Harris, the first Black vice president, was responding to GOP Sen. Tim Scott, R-S.C., who on Wednesday night delivered the Republican response to President Joe Biden’s address to a joint session of Congress.
Scott, the only Black Republican senator, said “America is not a racist country” and took issue with what he called fighting “discrimination with different types of discrimination” and trying “to use our painful past to dishonestly shut down debates in the present.”
“No, I don’t think America is a racist country,” Harris told “Good Morning America” co-anchor George Stephanopoulos. “But we also do have to speak truth about the history of racism in our country and its existence today.”
The vice president said that “we want to unify the country, but not without speaking truth and requiring accountability, as appropriate.”
“These are issues that we must confront, and it doesn’t–it does not help to heal our country to unify us as a people to ignore the realities of that,” she said.

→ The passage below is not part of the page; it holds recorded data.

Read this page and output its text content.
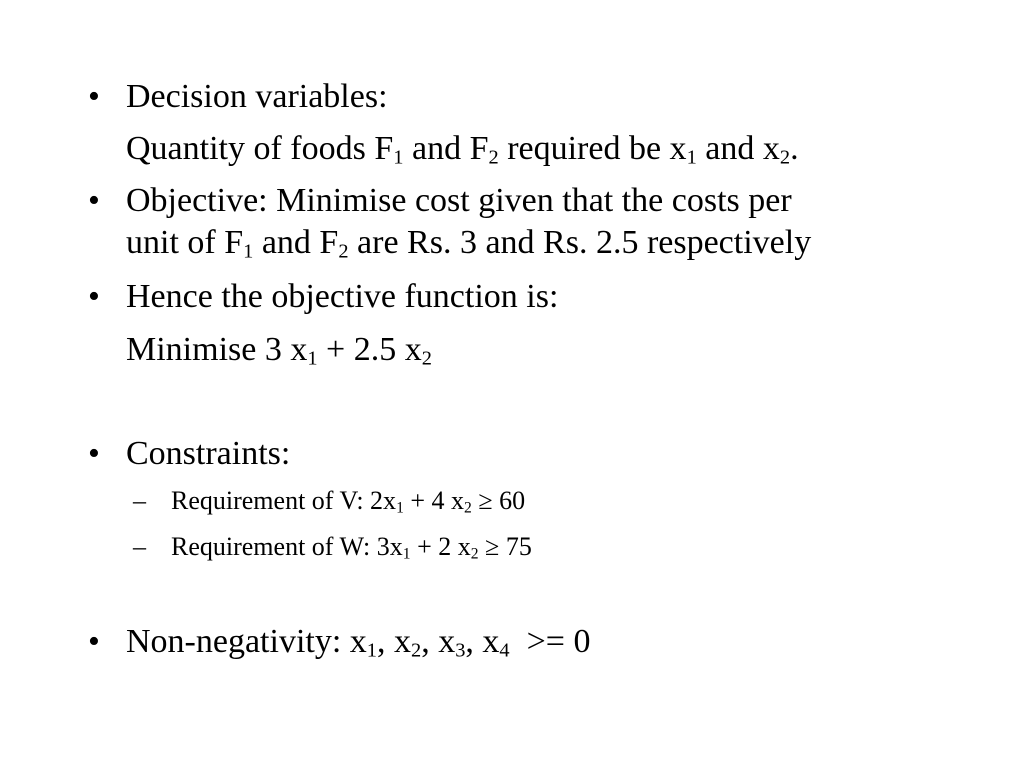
• Decision variables:
Quantity of foods $F_1$ and $F_2$ required be $x_1$ and $x_2$.
• Objective: Minimise cost given that the costs per
unit of $F_1$ and $F_2$ are Rs. 3 and Rs. 2.5 respectively
• Hence the objective function is:
Minimise 3 $x_1 + 2.5$ $x_2$
• Constraints:
– Requirement of V: $2x_1 + 4$ $x_2 \ge 60$
– Requirement of W: $3x_1 + 2$ $x_2 \ge 75$
• Non-negativity: $x_1$, $x_2$, $x_3$, $x_4 >= 0$
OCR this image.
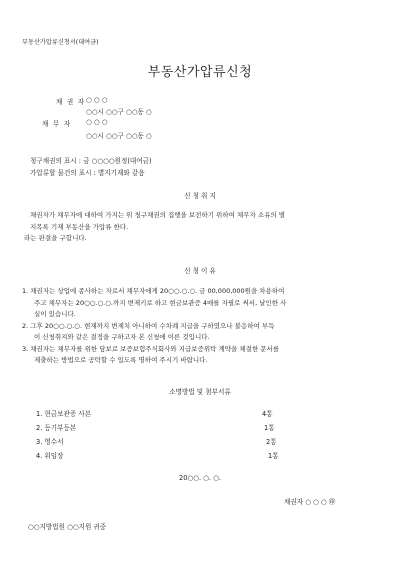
부동산가압류신청서(대여금)
부동산가압류신청
채 권 자 ○ ○ ○
○○시 ○○구 ○○동 ○
채 무 자 ○ ○ ○
○○시 ○○구 ○○동 ○
청구채권의 표시 : 금 ○○○○원정(대여금)
가압류할 물건의 표시 : 별지기재와 같음
신 청 취 지
채권자가 채무자에 대하여 가지는 위 청구채권의 집행을 보전하기 위하여 채무자 소유의 별
지목록 기재 부동산을 가압류 한다.
라는 판결을 구합니다.
신 청 이 유
1. 채권자는 상업에 종사하는 자로서 채무자에게 20○○.○.○. 금 00,000,000원을 차용하여
주고 채무자는 20○○.○.○.까지 변제키로 하고 현금보관증 4매를 자필로 써서, 날인한 사
실이 있습니다.
2. 그후 20○○.○.○. 현재까지 변제치 아니하여 수차례 지급을 구하였으나 불응하여 부득
이 신청취지와 같은 결정을 구하고자 본 신청에 이른 것입니다.
3. 채권자는 채무자를 위한 담보로 보증보험주식회사와 지급보증위탁 계약을 체결한 문서를
제출하는 방법으로 공탁할 수 있도록 명하여 주시기 바랍니다.
소명방법 및 첨부서류
1. 현금보관증 사본	4통
2. 등기부등본	1통
3. 영수서	2통
4. 위임장	1통
20○○. ○. ○.
채권자 ○ ○ ○ ㊞
○○지방법원 ○○지원 귀중
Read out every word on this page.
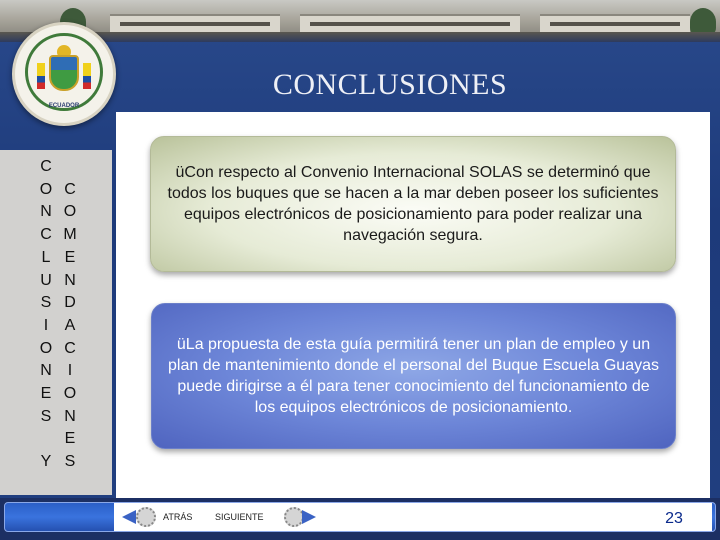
ECUADOR
CONCLUSIONES
C
O
N
C
L
U
S
I
O
N
E
S

Y

C
O
M
E
N
D
A
C
I
O
N
E
S
üCon respecto al Convenio Internacional SOLAS se determinó que todos los buques que se hacen a la mar deben poseer los suficientes equipos electrónicos de posicionamiento para poder realizar una navegación segura.
üLa propuesta de esta guía permitirá tener un plan de empleo y un plan de mantenimiento donde el personal del Buque Escuela Guayas puede dirigirse a él para tener conocimiento del funcionamiento de los equipos electrónicos de posicionamiento.
ATRÁS	SIGUIENTE	23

The vice president praised Biden for calling white supremacy terrorism in his speech and noting U.S. intelligence agencies have determined it to be “the most lethal terrorist threat to the homeland today.”
During her interview with “Good Morning America,” Harris also addressed two major roles she now plays in the administration: leading the diplomatic effort to stem the flow of migration from Central America and, as Biden announced Wednesday night, shepherding the president’s $2.3 trillion infrastructure proposal through Congress.

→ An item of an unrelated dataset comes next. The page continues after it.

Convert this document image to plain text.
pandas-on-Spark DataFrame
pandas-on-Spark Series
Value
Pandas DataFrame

Asked by Stephanopoulos how much the White House was willing to compromise with Republicans, who are widely opposed to Biden’s expansive package and the president’s ideas about how to pay for it, Harris would not say.
But she did say the administration was “very serious” and “very sincere in our hope that we can reflect the bipartisan nature of the American people on these issues.”
“We have been in many meetings in the Oval Office with Republicans and Democrats together, talking about all of these issues and inviting their feedback, inviting their ideas,” Harris said. “We’re very serious about that — and very sincere in our hope that we can reflect the bipartisan nature of the American people on these issues, and come together in a way that is about, again, investing in families, investing in job creation, investing in the competitiveness of our country, vis-a-vis the world.”
When pressed by “Good Morning America” co-anchor Robin Roberts about why the president did not lay out a fulsome plan for addressing the situation on the southern border in his remarks to Congress, Harris would not say.
Instead, she laid out her work to address the lack of opportunity and threats causing many to flee the region.
“The way that we are then dealing with this,” she said, “is to say, ‘Hey, let’s, one, understand these are our neighbors in the Western Hemisphere, and let’s do what we can to give the folks there some hope, that if they stay, help is on the way.'”
Harris explained she has been working with Cabinet secretaries, including Commerce Secretary Gina Raimondo and Agriculture Secretary Tom Vilsack, as well as working with other world leaders to recommit to helping the region.
“It’s not a new issue but we are prepared to make the investment and to get in there for the long haul to do what is necessary to address the reasons people flee,” Harris added.